Prep 15 mins
Cook 35 mins
If you've eaten at the Macaroni Grill they are wonderfully consistent with creamy and tasteful sauces. Hope you enjoy!
- 946.36 ml heavy cream (whipping cream)
- 0.59 ml chicken base
- 295.73 ml asiago cheese
- 14.79 ml cornstarch
- 56.69 g water
- 59.14 ml butter
- 118.29 ml red onion, diced
- 118.29 ml pancetta, chopped
- 14.79 ml garlic, chopped
- 177.44 ml green onion, tops only
- 340.19 g chicken, grilled and sliced
- 907.18 g farfalle pasta, cooked
- 226.79 g heavy cream (whipping cream)
- 14.79 ml parsley, chopped
- To Make the Sauce: Heat cream to very hot and just bubbly (but not a boil).
- Add chicken base and cheese.
- Stir constantly with a wire whip and bring temperature back to just bubbly.
- Dissolve cornstarch in the cold water and add to sauce.
- Bring to a slow simmer to cook out starch.
- Transfer sauce to a container, cover and refrigerate until needed.
- To Make the Pasta Dish: Saute red onion in butter for a few seconds then add pancetta and garlic.

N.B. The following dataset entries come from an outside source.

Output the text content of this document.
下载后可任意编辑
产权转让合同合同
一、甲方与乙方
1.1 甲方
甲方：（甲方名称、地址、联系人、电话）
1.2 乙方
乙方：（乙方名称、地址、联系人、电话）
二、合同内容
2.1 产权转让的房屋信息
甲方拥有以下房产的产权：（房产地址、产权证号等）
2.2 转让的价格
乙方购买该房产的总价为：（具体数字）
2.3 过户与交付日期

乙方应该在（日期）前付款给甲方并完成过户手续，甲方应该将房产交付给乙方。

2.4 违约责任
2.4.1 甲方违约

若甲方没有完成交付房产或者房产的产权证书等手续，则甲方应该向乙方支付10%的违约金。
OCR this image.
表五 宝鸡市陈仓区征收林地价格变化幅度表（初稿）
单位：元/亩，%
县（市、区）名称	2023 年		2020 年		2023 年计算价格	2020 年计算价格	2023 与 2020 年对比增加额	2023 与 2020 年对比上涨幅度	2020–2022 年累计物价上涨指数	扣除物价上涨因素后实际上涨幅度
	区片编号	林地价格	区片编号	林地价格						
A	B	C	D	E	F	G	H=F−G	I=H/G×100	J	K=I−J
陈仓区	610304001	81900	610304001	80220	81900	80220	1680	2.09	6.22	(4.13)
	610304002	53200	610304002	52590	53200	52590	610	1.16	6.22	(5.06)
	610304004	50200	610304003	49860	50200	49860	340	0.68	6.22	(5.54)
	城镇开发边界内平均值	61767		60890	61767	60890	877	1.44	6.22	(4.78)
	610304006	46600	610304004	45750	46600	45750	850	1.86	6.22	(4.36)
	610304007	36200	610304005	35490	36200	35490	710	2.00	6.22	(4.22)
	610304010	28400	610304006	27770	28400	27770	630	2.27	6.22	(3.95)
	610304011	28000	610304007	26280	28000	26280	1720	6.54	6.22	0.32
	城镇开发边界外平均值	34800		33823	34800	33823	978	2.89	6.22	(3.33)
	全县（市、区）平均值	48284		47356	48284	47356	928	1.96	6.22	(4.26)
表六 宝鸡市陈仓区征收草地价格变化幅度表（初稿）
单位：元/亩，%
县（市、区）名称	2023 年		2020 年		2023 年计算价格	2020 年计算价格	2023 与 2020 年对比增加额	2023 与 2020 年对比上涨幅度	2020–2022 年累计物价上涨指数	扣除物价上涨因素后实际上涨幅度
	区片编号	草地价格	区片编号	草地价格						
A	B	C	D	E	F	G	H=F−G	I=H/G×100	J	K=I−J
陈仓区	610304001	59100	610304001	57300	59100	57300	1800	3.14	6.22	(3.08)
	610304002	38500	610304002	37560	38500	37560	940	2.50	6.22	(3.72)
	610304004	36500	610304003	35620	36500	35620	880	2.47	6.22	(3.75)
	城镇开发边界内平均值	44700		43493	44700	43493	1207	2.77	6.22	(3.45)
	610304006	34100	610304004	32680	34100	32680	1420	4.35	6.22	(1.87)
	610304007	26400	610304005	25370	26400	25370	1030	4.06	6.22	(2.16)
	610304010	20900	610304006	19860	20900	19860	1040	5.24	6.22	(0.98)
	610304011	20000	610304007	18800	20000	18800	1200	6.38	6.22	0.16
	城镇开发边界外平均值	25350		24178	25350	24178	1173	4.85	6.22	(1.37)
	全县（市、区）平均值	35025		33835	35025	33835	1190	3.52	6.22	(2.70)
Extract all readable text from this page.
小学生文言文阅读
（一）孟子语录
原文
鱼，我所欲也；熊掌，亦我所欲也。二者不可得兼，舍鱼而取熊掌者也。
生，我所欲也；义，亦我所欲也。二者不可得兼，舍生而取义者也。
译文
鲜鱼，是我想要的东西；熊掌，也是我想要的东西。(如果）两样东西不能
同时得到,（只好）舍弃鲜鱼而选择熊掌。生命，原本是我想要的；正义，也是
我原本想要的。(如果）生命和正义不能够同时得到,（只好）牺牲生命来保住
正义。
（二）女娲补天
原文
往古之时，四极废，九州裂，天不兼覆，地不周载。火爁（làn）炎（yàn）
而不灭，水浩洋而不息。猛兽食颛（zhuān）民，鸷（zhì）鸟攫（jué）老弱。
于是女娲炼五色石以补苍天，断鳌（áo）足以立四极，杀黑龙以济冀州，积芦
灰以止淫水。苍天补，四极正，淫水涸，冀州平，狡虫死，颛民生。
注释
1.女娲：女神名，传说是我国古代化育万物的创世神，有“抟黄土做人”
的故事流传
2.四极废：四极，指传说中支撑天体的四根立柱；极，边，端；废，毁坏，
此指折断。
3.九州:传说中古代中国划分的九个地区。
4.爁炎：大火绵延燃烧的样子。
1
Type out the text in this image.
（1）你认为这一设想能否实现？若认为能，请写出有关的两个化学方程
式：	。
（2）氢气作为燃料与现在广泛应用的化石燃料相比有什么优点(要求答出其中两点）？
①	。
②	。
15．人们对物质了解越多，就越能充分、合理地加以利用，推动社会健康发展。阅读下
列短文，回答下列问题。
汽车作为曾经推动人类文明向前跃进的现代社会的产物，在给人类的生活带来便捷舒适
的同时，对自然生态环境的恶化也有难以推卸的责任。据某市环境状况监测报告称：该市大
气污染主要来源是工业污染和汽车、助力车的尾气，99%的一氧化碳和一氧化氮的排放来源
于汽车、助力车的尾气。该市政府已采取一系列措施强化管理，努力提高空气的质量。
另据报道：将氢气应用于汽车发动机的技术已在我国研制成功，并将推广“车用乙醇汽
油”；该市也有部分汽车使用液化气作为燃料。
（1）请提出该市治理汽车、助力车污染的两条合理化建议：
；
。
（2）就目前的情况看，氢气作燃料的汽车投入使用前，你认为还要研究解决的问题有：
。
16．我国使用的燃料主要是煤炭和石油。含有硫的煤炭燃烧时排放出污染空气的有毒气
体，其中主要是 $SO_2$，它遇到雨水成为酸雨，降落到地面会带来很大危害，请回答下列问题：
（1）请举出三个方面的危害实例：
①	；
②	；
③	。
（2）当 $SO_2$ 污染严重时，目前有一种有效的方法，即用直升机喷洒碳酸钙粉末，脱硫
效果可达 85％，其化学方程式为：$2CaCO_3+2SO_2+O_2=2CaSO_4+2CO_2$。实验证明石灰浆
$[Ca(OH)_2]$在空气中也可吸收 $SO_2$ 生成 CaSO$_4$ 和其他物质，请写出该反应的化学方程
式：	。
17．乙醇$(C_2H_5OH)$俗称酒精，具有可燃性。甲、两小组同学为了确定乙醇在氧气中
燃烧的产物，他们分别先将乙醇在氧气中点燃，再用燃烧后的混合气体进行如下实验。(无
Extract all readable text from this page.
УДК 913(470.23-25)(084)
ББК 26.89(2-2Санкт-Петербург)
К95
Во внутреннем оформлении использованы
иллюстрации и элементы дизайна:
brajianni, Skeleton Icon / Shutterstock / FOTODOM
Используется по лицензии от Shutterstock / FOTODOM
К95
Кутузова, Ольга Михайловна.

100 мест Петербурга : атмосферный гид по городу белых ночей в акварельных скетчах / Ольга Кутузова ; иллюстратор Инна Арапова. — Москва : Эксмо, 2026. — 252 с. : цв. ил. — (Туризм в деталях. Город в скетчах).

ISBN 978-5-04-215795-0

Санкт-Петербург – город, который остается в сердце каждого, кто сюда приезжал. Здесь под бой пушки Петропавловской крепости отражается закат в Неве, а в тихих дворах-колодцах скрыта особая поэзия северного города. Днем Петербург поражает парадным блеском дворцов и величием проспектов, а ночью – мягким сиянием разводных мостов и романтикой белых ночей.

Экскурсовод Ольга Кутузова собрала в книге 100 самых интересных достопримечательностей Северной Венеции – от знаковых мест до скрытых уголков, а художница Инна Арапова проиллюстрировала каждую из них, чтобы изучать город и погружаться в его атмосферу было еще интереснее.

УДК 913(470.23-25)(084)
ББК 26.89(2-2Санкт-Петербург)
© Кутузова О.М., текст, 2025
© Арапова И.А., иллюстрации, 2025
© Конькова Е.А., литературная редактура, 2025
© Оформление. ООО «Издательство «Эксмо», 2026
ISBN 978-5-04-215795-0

- Add chicken, green onions and pasta.
- Deglaze the pan with the cream.
- Add asiago cream sauce.
- Heat thoroughly.
- Garnish with parsley and serve.
I make this dish all the time, it is my favorite. I always added extra asiago at Macaroni Grill, so a little extra makes it just a little bit better.
True to the original! I couldn't find pancetta here so I substituted proscuitto. Tasted similar and wonderful. Makes a HUGE amount! More than 4-5 servings!
I've never had this at Macaroni Grill (not my favorite Italian restaurant here), but this is good. I'd give it 5 stars except my husband and company felt it was a little bland. We added hot pepper flakes , more slat and pepper and everyone was much happier.